Tıp ansiklopedisi yazan Celsus'a göre Asclepiades Hipokrat dışındaki doktorlardan ileriydi. Ama Galen onun Hipokrat'm salgılar teorisini reddetmesinden hoşlanmazdı. Asclepiades'in patolojisi atomlardan oluşan beden kavramına dayanıyordu. Atomlar, duyularla algılanamayan, vücuttaki gözenek ve kanallarda hareket eden elementler cisimlerdi. Asclepiades'e göre, sıvı maddeler herhangi bir engelle karşılaşmadan vücuttaki boşluklarda akabiliyorlarsa vücut sağlıklı kalıyordu. Ancak atomların yarattığı engellerle sıvının dolaşımı engellenirse hastalıklar meydana geliyordu. Bu engeller, atomların kitlesinden, sayısından veya anormal şekilde hareket etmelerinden kaynaklanabilirdi. Bu açıklamaya, Asclepiades'in öğrencilerinden olan Laodicea'lı Themison hastalıklara, atom hücrelerinin nitelik ve hareketlerinden başka, atomların içinde hareket ettikleri gözeneklerin aşın derecede tıkanmasının ya da gevşemesinin de yol açabileceğini ilave etmiştir.
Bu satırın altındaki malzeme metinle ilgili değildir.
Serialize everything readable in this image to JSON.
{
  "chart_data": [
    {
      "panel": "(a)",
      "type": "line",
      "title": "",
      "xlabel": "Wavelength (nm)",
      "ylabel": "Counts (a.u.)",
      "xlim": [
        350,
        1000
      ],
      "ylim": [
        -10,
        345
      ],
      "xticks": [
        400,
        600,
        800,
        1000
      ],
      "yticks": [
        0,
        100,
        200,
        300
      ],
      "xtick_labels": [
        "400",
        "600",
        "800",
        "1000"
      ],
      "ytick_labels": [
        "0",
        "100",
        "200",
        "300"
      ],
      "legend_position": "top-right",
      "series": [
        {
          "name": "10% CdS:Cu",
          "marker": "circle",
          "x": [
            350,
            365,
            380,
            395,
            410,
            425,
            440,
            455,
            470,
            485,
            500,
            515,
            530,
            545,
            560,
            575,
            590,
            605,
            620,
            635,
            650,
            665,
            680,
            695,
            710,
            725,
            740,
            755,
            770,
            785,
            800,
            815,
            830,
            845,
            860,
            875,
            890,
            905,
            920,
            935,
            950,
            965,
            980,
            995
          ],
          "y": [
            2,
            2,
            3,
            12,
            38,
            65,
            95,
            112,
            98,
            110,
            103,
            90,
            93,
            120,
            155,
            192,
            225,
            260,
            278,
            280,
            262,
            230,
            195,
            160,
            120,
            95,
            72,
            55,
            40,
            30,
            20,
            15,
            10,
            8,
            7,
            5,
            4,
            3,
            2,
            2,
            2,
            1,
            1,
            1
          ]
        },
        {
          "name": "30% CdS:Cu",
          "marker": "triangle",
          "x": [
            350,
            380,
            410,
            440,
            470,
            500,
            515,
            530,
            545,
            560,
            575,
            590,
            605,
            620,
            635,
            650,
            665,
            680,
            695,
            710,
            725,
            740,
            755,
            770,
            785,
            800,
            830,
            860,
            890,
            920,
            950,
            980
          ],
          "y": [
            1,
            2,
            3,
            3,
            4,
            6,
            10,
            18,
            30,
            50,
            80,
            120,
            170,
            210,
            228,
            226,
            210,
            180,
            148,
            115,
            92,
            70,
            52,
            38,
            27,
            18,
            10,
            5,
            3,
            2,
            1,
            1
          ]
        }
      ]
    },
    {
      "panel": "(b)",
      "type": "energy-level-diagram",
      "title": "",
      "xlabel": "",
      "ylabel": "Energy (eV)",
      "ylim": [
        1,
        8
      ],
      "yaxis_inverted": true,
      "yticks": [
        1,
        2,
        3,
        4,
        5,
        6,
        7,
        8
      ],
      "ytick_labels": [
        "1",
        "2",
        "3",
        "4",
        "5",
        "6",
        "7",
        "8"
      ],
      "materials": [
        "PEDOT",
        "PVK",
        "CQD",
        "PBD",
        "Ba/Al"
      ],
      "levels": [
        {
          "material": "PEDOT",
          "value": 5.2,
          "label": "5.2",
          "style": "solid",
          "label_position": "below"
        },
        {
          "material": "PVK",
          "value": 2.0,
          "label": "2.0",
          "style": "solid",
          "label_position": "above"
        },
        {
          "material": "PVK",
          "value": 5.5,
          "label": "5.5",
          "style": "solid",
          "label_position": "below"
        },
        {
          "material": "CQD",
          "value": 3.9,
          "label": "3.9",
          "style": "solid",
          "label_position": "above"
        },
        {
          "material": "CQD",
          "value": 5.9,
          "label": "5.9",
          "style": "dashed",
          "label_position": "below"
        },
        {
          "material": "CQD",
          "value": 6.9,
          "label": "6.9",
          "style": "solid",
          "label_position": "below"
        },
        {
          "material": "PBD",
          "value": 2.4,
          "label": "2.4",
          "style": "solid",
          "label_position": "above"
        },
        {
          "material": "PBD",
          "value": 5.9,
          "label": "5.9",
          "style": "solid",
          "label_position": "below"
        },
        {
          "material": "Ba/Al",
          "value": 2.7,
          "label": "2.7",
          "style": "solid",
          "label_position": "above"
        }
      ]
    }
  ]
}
Bu şekilde hastalıkların ortaya çıkışı iki nedene bağlanmıştır: Gerginlikten ve gevşeklikten doğanlar. Metodist okul, Asclepiades'in tanımlamalarından yola çıkarak, gözenekler tıkandığında terlemeyi sağlaması amacıyla banyo yapılmasını, gözenekler genişlediğinde ise sıkıştırıcı ve tonikler kullanılmasını salık vermiştir. Metodistler karma türden hastalıkların da olabileceğini, bu durumda baskın olan patojenik etkenin tedavisini önermişlerdir. Asclepiades, Hipokrat ve okulunun doğanın gücüne olan inancını paylaşmamıştır ama doktorların, "ëcito, tute et iucunde" çabuk, güvenli ve hoş bir şekilde davranmaları gerektiğine inanmıştır. Tıbba yaptığı somut katkılardan birisi de akut ve kronik hastalıkları birbirinden ayırması, bazı hastalıkların periodisite gösterdiğini yani ataklarla seyrettiğini fark etmesidir. Asclepiades kesin bir anlatımla sıtma nöbetlerini tanımlamış, ilk kez, muhtemelen difteri vakasında trakeotomi uygulamış, zihinsel bozukluk gösterenleri önce yaşadıkları karanlık yerlerden iyi aydınlatılmış yerlere gönderip, tedavi egzersizleri uygulatarak ilk kez insani tedavi yöntemlerine başvurmuş kişidir.